Attention au délai de prescription : 2 ans à compter de l'événement ayant donné naissance à l'action (article L. 114-1 du Code des assurances), sous réserve des exceptions légales. Certains contrats de protection juridique couvrent tout ou partie des frais de procédure.
Un avocat en droit des assurances peut analyser votre contrat, identifier les clauses litigieuses et défendre vos intérêts en cas de contentieux.
Rédaction et négociation contrat
Que dois-je faire si je souhaite résilier ou renégocier certaines clauses de mon contrat d'assurance ?
Pour résilier ou renégocier des clauses de votre contrat d'assurance, commencez par identifier précisément les dispositions contestées : clauses d'exclusion, de déchéance, de tacite reconduction ou clauses abusives au sens de l'article L. 132-1 du Code de la consommation. Une fois les clauses ciblées, adressez une demande écrite à votre assureur en exposant vos arguments.
Si votre contrat prévoit une tacite reconduction, l'article L. 113-15-1 du Code des assurances vous autorise à résilier à tout moment après la première année, par lettre recommandée. Pour les contrats hors tacite reconduction, respectez le délai de préavis stipulé, généralement deux mois avant l'échéance annuelle.
En cas de refus de l'assureur, vous pouvez saisir le médiateur de l'assurance (recours gratuit, délai de 90 jours) avant toute action judiciaire. Si la médiation échoue, une action en résiliation judiciaire ou en suppression de clause abusive reste possible devant le tribunal judiciaire compétent.
Un avocat peut analyser la validité des clauses contestées et défendre vos intérêts à chaque étape.
Gestion des risques
Comment éviter les litiges avec son assureur ?
Prévenir un litige avec son assureur repose sur quelques réflexes concrets : lire attentivement les exclusions et clauses de déchéance avant de signer, déclarer des informations exactes et complètes lors de la souscription comme en cas de sinistre, et respecter scrupuleusement les délais contractuels.
Les délais à surveiller en priorité : déclaration de sinistre (souvent 5 jours ouvrés), prescription biennale de l'article L. 114-1 du Code des assurances, et préavis de résiliation pour les contrats à tacite reconduction.
Conservez toutes les preuves d'achat et justificatifs de valeur des biens assurés. En cas de désaccord sur l'indemnisation, la désignation d'un expert judiciaire interrompt le délai de prescription et en fait courir un nouveau.

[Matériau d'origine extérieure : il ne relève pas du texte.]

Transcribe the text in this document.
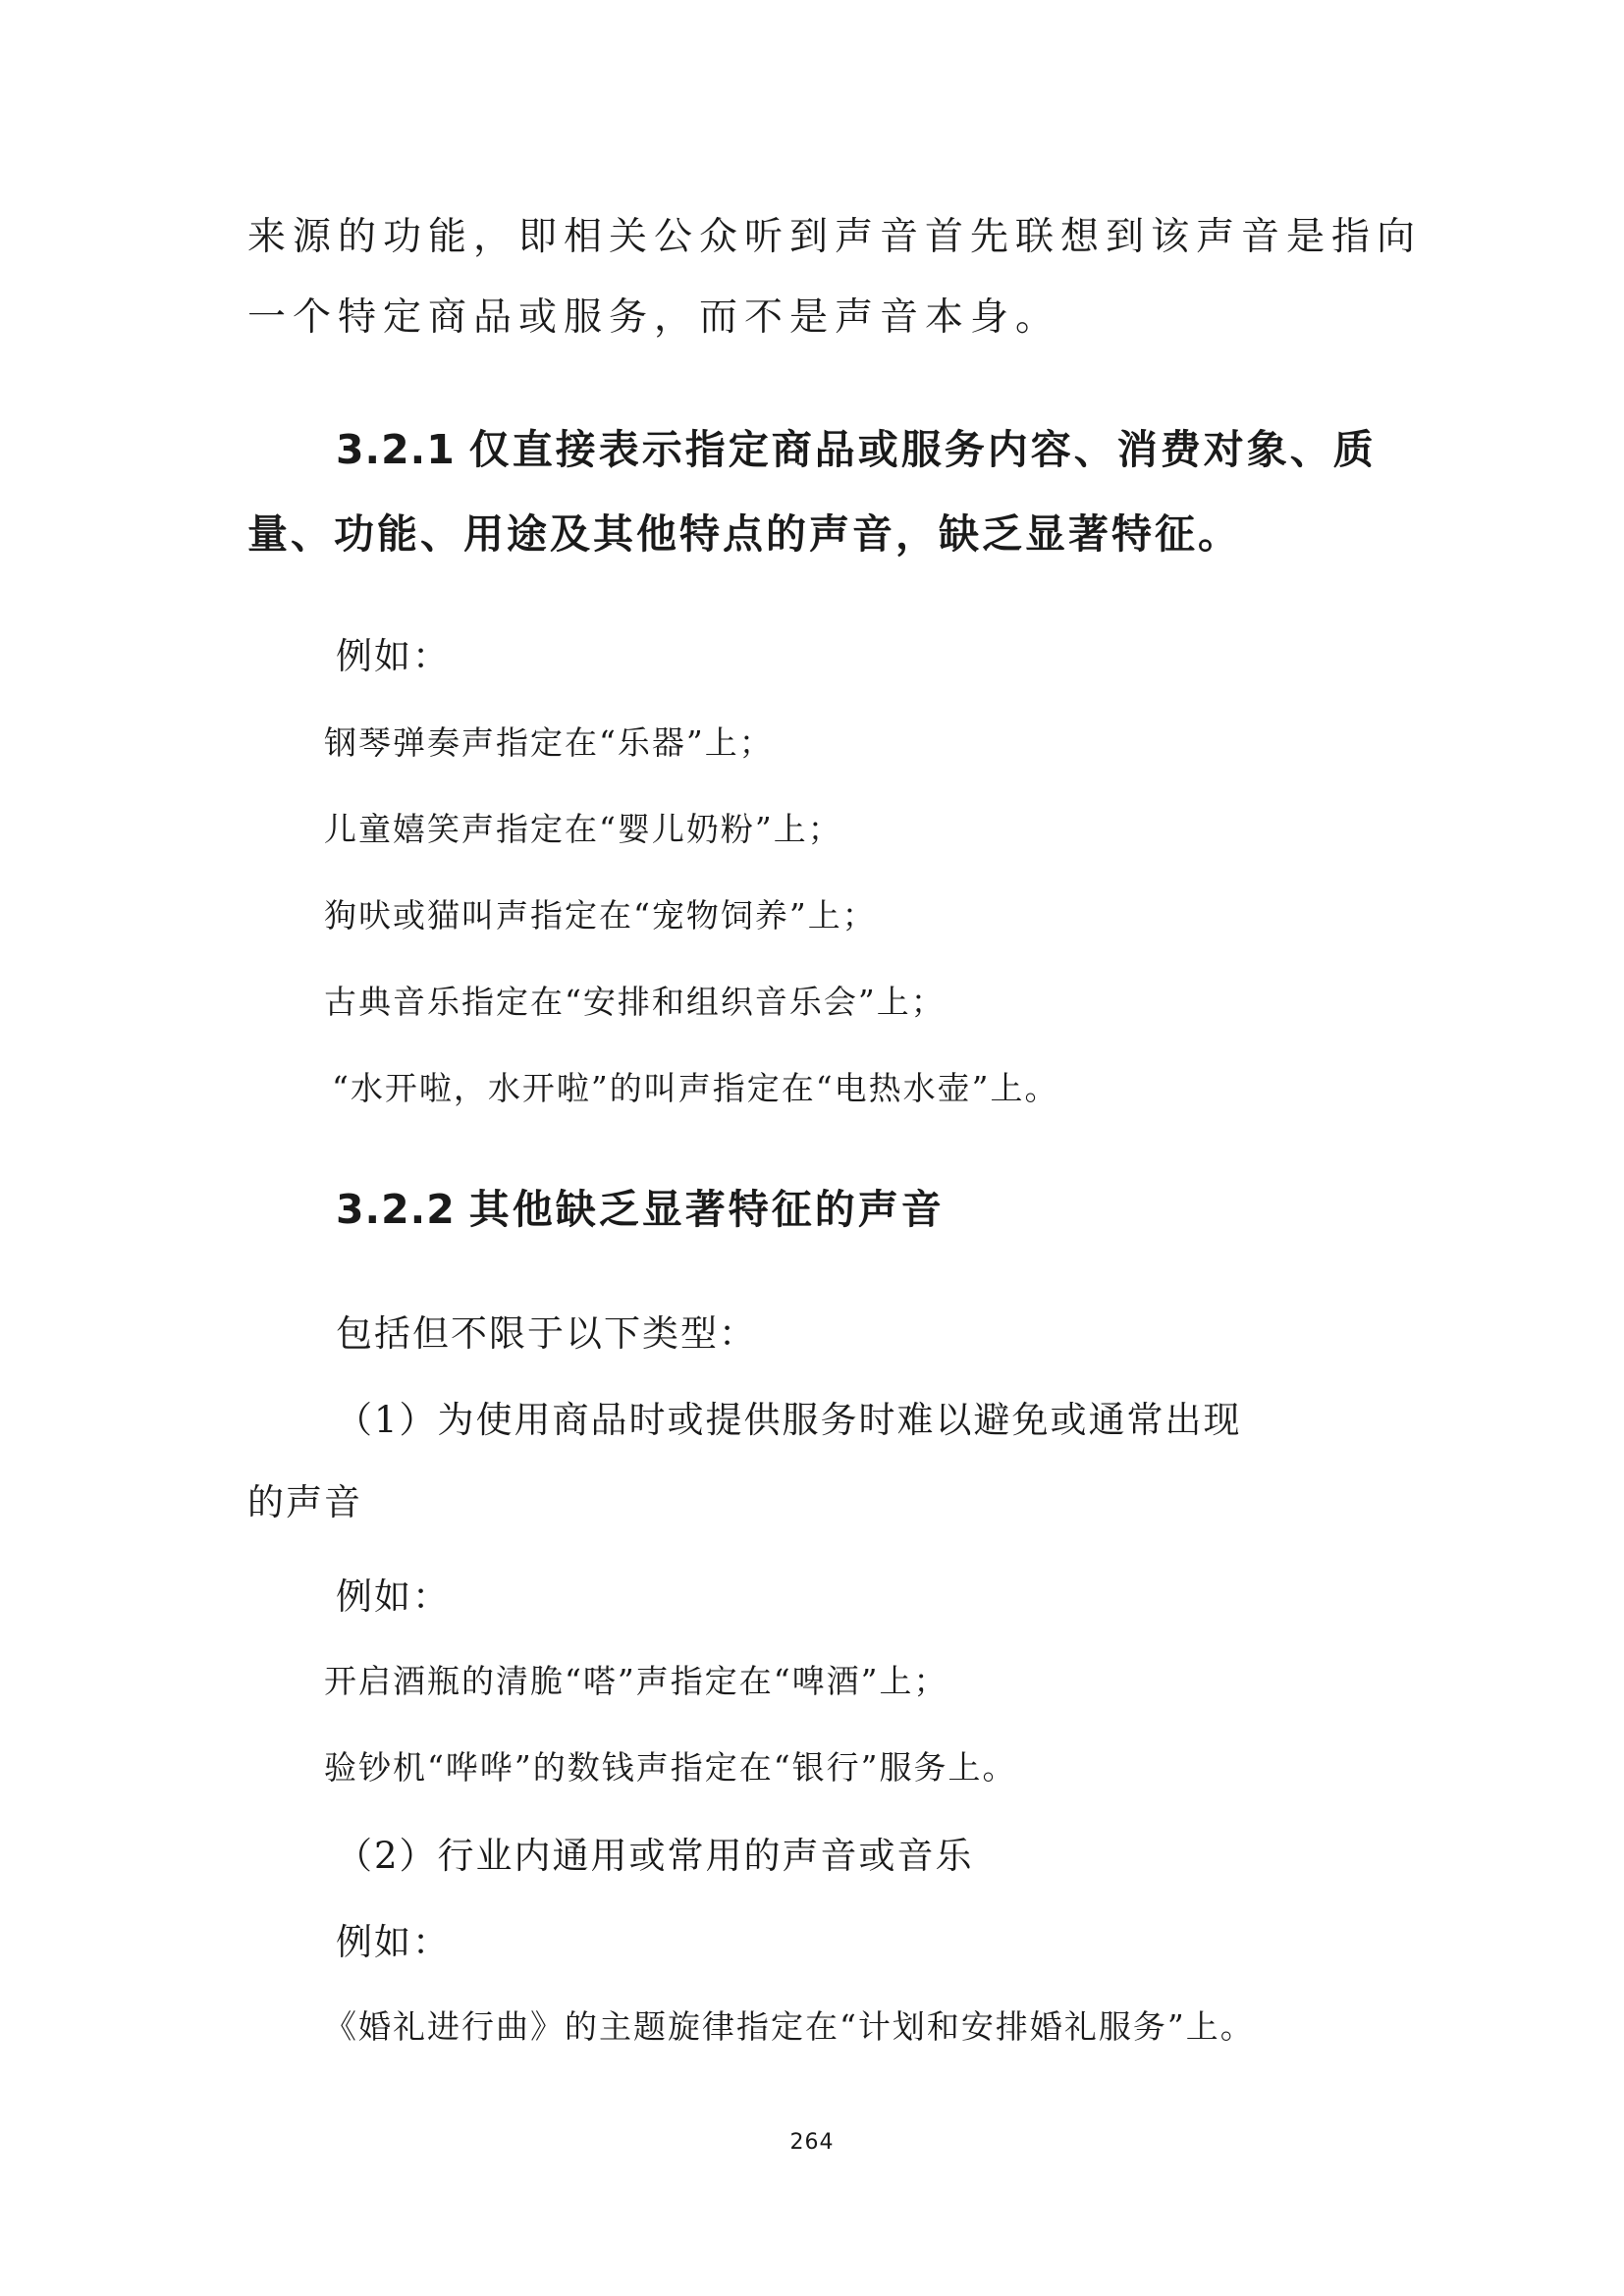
来源的功能，即相关公众听到声音首先联想到该声音是指向
一个特定商品或服务，而不是声音本身。
3.2.1 仅直接表示指定商品或服务内容、消费对象、质
量、功能、用途及其他特点的声音，缺乏显著特征。
例如：
钢琴弹奏声指定在“乐器”上；
儿童嬉笑声指定在“婴儿奶粉”上；
狗吠或猫叫声指定在“宠物饲养”上；
古典音乐指定在“安排和组织音乐会”上；
“水开啦，水开啦”的叫声指定在“电热水壶”上。
3.2.2 其他缺乏显著特征的声音
包括但不限于以下类型：
（1）为使用商品时或提供服务时难以避免或通常出现
的声音
例如：
开启酒瓶的清脆“嗒”声指定在“啤酒”上；
验钞机“哗哗”的数钱声指定在“银行”服务上。
（2）行业内通用或常用的声音或音乐
例如：
《婚礼进行曲》的主题旋律指定在“计划和安排婚礼服务”上。
264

En cas de clause de déchéance invoquée par l'assureur, celui-ci doit prouver une fausse déclaration intentionnelle : à défaut, la clause est inopposable.
Contentieux et litiges
Quelles actions juridiques mon avocat peut-il engager contre mon assureur ?
Face à un assureur qui refuse d'indemniser ou manque à ses obligations, un avocat spécialisé en droit des assurances dispose de plusieurs leviers : action en responsabilité contractuelle pour obtenir des dommages-intérêts, procédure en référé pour une décision d'urgence (provision, exécution immédiate), ou exécution forcée si l'assureur reste inerte après condamnation.
Il peut également demander la résiliation judiciaire du contrat en cas de clause abusive ou de manquement grave, ou contester une déchéance de garantie en exigeant la preuve d'une fausse déclaration intentionnelle (article L. 113-8 du Code des assurances).
Avant toute procédure contentieuse, une négociation transactionnelle est souvent tentée pour maximiser l'indemnisation sans procès. Le délai de prescription est en principe de deux ans à compter du fait générateur (article L. 114-1 du Code des assurances) — un délai à ne pas laisser expirer.